Georgetown’s Online Research Presentations and More Student Collaboration are Benefits of Research at QF During the Crisis
School closures may have disrupted on-campus student research efforts, but at Georgetown University in Qatar (GU-Q), the training of future scholars has simply moved online. Irene Promodh, a student research fellow at GU-Q’s Center for Regional and International Studies (CIRS), recently presented her year-long research project on the role that Malayalam radio stations play in forging a sense of community and new forms of belonging among Keralite expats in Qatar, to an online audience of other students, as well as staff and expert scholars at GU-Q. The talk was just one way that students at Qatar Foundation partner institutions are staying ahead of the effects of the pandemic.
The talk was part of the CIRS Undergraduate Research Advancement program, or CURA, which serves as a Doha-based training ground for future researchers at GU-Q. As a CURA student fellow, Irene said she wanted to fulfill her commitments despite the current challenges. “We can’t wait until life returns to pre-pandemic normalcy to focus on education and research. We have to adapt using the technologies at our disposal in order to fulfill work obligations and ensure a high level of efficacy too.” While getting the work done is key, explained Irene, there’s more to it. “Just the decision by CIRS to carry out the CURA talk at a time like this shows resiliency in a time of crisis, and that’s an important message to send.”
Irene, a junior majoring in International Politics at GU-Q, spent a year researching and interviewing listeners and producers of Qatar’s primary Malayalam-language radio station that replaced the UAE-based channels disrupted by the blockade. Her research showed how these popular sources of news and entertainment allow these expat communities to “maintain social and cultural ties in Kerala even as they broker new realities in Doha.”

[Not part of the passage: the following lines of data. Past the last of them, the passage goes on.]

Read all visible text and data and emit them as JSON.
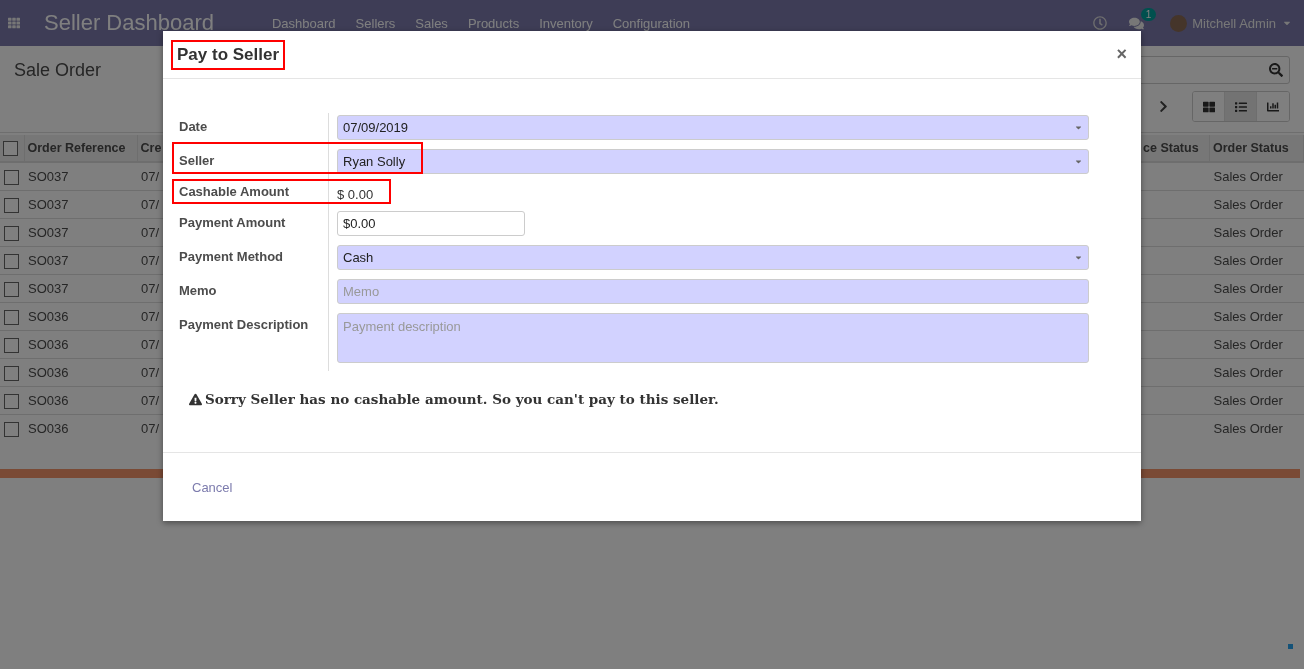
{
  "navbar": {
    "app_title": "Seller Dashboard",
    "menu": [
      "Dashboard",
      "Sellers",
      "Sales",
      "Products",
      "Inventory",
      "Configuration"
    ],
    "message_count": "1",
    "user": "Mitchell Admin"
  },
  "control_panel": {
    "breadcrumb": "Sale Order",
    "views": [
      {
        "kind": "kanban",
        "selected": false
      },
      {
        "kind": "list",
        "selected": true
      },
      {
        "kind": "graph",
        "selected": false
      }
    ]
  },
  "table": {
    "all_checked": false,
    "columns": [
      "Order Reference",
      "Cre",
      "ce Status",
      "Order Status"
    ],
    "rows": [
      {
        "checked": false,
        "cells": [
          "SO037",
          "07/",
          "",
          "Sales Order"
        ]
      },
      {
        "checked": false,
        "cells": [
          "SO037",
          "07/",
          "",
          "Sales Order"
        ]
      },
      {
        "checked": false,
        "cells": [
          "SO037",
          "07/",
          "",
          "Sales Order"
        ]
      },
      {
        "checked": false,
        "cells": [
          "SO037",
          "07/",
          "",
          "Sales Order"
        ]
      },
      {
        "checked": false,
        "cells": [
          "SO037",
          "07/",
          "",
          "Sales Order"
        ]
      },
      {
        "checked": false,
        "cells": [
          "SO036",
          "07/",
          "",
          "Sales Order"
        ]
      },
      {
        "checked": false,
        "cells": [
          "SO036",
          "07/",
          "",
          "Sales Order"
        ]
      },
      {
        "checked": false,
        "cells": [
          "SO036",
          "07/",
          "",
          "Sales Order"
        ]
      },
      {
        "checked": false,
        "cells": [
          "SO036",
          "07/",
          "",
          "Sales Order"
        ]
      },
      {
        "checked": false,
        "cells": [
          "SO036",
          "07/",
          "",
          "Sales Order"
        ]
      }
    ]
  },
  "dialog": {
    "title": "Pay to Seller",
    "title_highlighted": true,
    "close": "×",
    "fields": [
      {
        "label": "Date",
        "kind": "select",
        "value": "07/09/2019",
        "highlighted": false
      },
      {
        "label": "Seller",
        "kind": "select",
        "value": "Ryan Solly",
        "highlighted": true
      },
      {
        "label": "Cashable Amount",
        "kind": "text",
        "value": "$ 0.00",
        "highlighted": true
      },
      {
        "label": "Payment Amount",
        "kind": "amount",
        "value": "$0.00",
        "highlighted": false
      },
      {
        "label": "Payment Method",
        "kind": "select",
        "value": "Cash",
        "highlighted": false
      },
      {
        "label": "Memo",
        "kind": "input",
        "placeholder": "Memo",
        "highlighted": false
      },
      {
        "label": "Payment Description",
        "kind": "textarea",
        "placeholder": "Payment description",
        "highlighted": false
      }
    ],
    "warning": "Sorry Seller has no cashable amount. So you can't pay to this seller.",
    "cancel": "Cancel"
  }
}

Liz Wanucha, Operations Manager at CIRS, said that “The CURA workshops and training for this semester have been successfully adapted to a virtual space, allowing our CURA Fellows to continue to work remotely.” And using shared drives and shared documents online, and connecting through chat groups on mobile phones, she said, has had an unforeseen benefit. “Our students have been collaborating with each other even more than before.”

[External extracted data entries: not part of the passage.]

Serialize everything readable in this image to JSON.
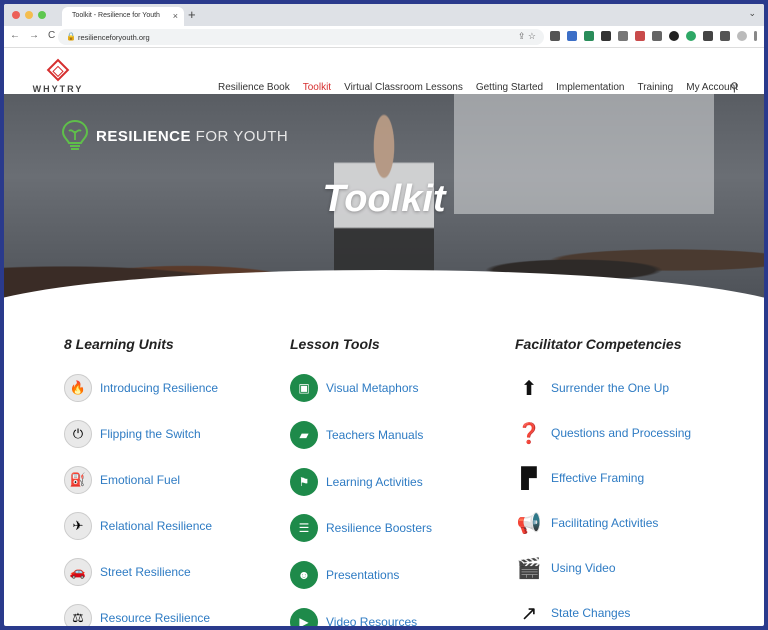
{
  "browser": {
    "tab_title": "Toolkit - Resilience for Youth",
    "tab_close": "×",
    "new_tab": "+",
    "tab_menu": "⌄",
    "url": "resilienceforyouth.org",
    "nav_buttons": [
      "←",
      "→",
      "C"
    ],
    "omni_icons": "⇪ ☆"
  },
  "site": {
    "logo_text": "WHYTRY",
    "nav": [
      "Resilience Book",
      "Toolkit",
      "Virtual Classroom Lessons",
      "Getting Started",
      "Implementation",
      "Training",
      "My Account"
    ],
    "active_nav": "Toolkit",
    "accent_color": "#d62f2f",
    "link_color": "#2e7bc3"
  },
  "hero": {
    "brand_bold": "RESILIENCE",
    "brand_light": " FOR YOUTH",
    "title": "Toolkit"
  },
  "columns": [
    {
      "heading": "8 Learning Units",
      "items": [
        {
          "label": "Introducing Resilience",
          "icon": "fire-icon"
        },
        {
          "label": "Flipping the Switch",
          "icon": "switch-icon"
        },
        {
          "label": "Emotional Fuel",
          "icon": "fuel-icon"
        },
        {
          "label": "Relational Resilience",
          "icon": "relational-icon"
        },
        {
          "label": "Street Resilience",
          "icon": "car-icon"
        },
        {
          "label": "Resource Resilience",
          "icon": "resource-icon"
        }
      ]
    },
    {
      "heading": "Lesson Tools",
      "items": [
        {
          "label": "Visual Metaphors",
          "icon": "presentation-icon"
        },
        {
          "label": "Teachers Manuals",
          "icon": "book-icon"
        },
        {
          "label": "Learning Activities",
          "icon": "flag-icon"
        },
        {
          "label": "Resilience Boosters",
          "icon": "clipboard-icon"
        },
        {
          "label": "Presentations",
          "icon": "presenter-icon"
        },
        {
          "label": "Video Resources",
          "icon": "video-icon"
        }
      ]
    },
    {
      "heading": "Facilitator Competencies",
      "items": [
        {
          "label": "Surrender the One Up",
          "icon": "arrow-up-icon"
        },
        {
          "label": "Questions and Processing",
          "icon": "question-icon"
        },
        {
          "label": "Effective Framing",
          "icon": "frame-icon"
        },
        {
          "label": "Facilitating Activities",
          "icon": "megaphone-icon"
        },
        {
          "label": "Using Video",
          "icon": "camera-icon"
        },
        {
          "label": "State Changes",
          "icon": "external-arrow-icon"
        }
      ]
    }
  ]
}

The CURA program facilitates research experiences for GU-Q undergraduate students. CURA initiatives aim to enhance students’ research capacity through skills-development workshops, discussion seminars, peer-to-peer learning mechanisms, and focused mentorship. CURA also provides opportunities for students to present their original research publicly, and to submit research papers for publication as part of the CIRS CURA Paper Series.